Pero antes de cederle $60.000 millones a María Eugenia Vidal, Marcos Peña logró imponer un acuerdo que había cerrado con Elisa Carrió hace 2 semanas y que Mauricio Macri negoció con los radicales Gerardo Morales y Alfredo Cornejo en Cumelén: Que los candidatos a Gobernadores no se pueden presentar para cargos nacionales.

El “cepo”, firmado por los presidentes del PRO, la UCR y la Coalición Cívica, casi, casi tiene nombre y apellido. Pero la bonaerense no se dio por aludida, dado que todavía tiene chances de negociar con la amenaza de no querer presentarse para un nuevo mandato (una “carta en la manga”, riesgosa, pero potencialmente letal para los planes de la Casa Rosada).

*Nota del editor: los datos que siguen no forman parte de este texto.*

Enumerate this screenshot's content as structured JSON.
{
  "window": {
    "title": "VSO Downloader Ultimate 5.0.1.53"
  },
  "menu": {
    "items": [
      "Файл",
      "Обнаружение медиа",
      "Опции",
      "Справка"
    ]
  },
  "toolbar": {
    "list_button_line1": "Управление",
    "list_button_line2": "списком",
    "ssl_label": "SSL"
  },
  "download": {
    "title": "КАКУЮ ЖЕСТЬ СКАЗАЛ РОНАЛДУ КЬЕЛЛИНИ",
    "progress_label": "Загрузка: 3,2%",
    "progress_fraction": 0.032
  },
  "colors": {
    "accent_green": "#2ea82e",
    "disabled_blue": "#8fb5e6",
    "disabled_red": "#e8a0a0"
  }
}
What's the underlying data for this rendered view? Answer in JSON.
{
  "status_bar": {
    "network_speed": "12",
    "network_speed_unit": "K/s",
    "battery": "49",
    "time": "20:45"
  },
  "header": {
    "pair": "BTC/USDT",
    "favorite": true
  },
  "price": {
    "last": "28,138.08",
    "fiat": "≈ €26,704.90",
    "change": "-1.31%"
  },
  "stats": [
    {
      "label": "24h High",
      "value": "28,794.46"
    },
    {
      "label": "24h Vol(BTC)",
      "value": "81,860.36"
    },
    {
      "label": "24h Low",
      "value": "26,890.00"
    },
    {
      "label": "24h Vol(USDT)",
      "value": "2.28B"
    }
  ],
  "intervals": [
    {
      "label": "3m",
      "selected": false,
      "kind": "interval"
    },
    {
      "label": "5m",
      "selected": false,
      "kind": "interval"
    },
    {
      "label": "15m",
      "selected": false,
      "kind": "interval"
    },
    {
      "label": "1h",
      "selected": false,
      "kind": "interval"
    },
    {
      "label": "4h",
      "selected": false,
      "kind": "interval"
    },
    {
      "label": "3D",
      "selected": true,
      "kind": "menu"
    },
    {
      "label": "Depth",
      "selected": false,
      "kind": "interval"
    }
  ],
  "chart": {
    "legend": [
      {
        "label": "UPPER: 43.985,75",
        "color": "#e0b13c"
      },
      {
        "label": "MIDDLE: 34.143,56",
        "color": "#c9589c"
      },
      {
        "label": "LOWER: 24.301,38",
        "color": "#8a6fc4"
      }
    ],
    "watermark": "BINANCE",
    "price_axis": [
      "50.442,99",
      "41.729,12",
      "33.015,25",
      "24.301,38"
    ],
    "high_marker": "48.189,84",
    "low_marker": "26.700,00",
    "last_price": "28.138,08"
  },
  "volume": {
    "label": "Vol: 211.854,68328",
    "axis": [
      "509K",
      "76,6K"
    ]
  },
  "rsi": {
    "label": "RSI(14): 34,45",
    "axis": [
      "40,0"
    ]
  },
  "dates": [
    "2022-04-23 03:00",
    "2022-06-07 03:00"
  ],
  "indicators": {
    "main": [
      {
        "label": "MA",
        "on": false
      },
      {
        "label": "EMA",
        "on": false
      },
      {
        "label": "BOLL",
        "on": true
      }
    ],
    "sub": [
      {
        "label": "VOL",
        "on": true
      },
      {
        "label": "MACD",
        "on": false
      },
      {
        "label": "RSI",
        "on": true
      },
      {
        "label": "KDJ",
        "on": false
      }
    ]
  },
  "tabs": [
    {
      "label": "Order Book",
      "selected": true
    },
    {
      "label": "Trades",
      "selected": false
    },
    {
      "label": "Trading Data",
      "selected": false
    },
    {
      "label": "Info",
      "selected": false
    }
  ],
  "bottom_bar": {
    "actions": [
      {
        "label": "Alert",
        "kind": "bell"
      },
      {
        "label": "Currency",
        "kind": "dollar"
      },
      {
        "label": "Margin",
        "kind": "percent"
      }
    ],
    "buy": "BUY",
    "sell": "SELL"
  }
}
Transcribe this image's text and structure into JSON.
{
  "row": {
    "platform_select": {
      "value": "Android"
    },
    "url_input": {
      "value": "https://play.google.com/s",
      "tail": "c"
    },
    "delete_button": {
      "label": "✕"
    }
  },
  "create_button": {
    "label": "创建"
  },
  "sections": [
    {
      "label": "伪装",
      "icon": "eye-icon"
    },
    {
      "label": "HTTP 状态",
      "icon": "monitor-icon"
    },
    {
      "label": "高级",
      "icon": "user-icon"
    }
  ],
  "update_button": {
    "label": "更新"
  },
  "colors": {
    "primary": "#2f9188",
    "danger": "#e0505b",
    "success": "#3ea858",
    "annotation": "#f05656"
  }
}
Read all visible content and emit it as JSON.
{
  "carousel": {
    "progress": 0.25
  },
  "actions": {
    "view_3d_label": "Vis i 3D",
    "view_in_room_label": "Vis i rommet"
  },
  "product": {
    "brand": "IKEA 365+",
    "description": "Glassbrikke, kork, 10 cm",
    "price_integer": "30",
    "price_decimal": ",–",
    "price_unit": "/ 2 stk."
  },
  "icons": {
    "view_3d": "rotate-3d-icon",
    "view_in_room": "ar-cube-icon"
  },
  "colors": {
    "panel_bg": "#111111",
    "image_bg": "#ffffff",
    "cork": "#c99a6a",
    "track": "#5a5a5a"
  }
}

El diálogo entre Mauricio Macri y María Eugenia Vidal, según coincidieron en señalar en la Casa Rosada y en La Plata, fue ameno, pero con momentos tensos.

La Gobernadora bonaerense concurrió con una estudiada argumentación y estadísticas propias. Y reclamó tener la misma independencia que tienen el resto de los Gobernadores para decidir sus cronogramas electorales.

En este punto, la ex vicejefa de Gobierno porteño le recordó al Presidente de la Nación el acuerdo que cerró el PRO cuando ganaron las elecciones en 2015: Cada cabeza del Poder Ejecutivo gobierna y decide en su distrito, nadie se puede meter. Y, hasta ahora, se cumplió.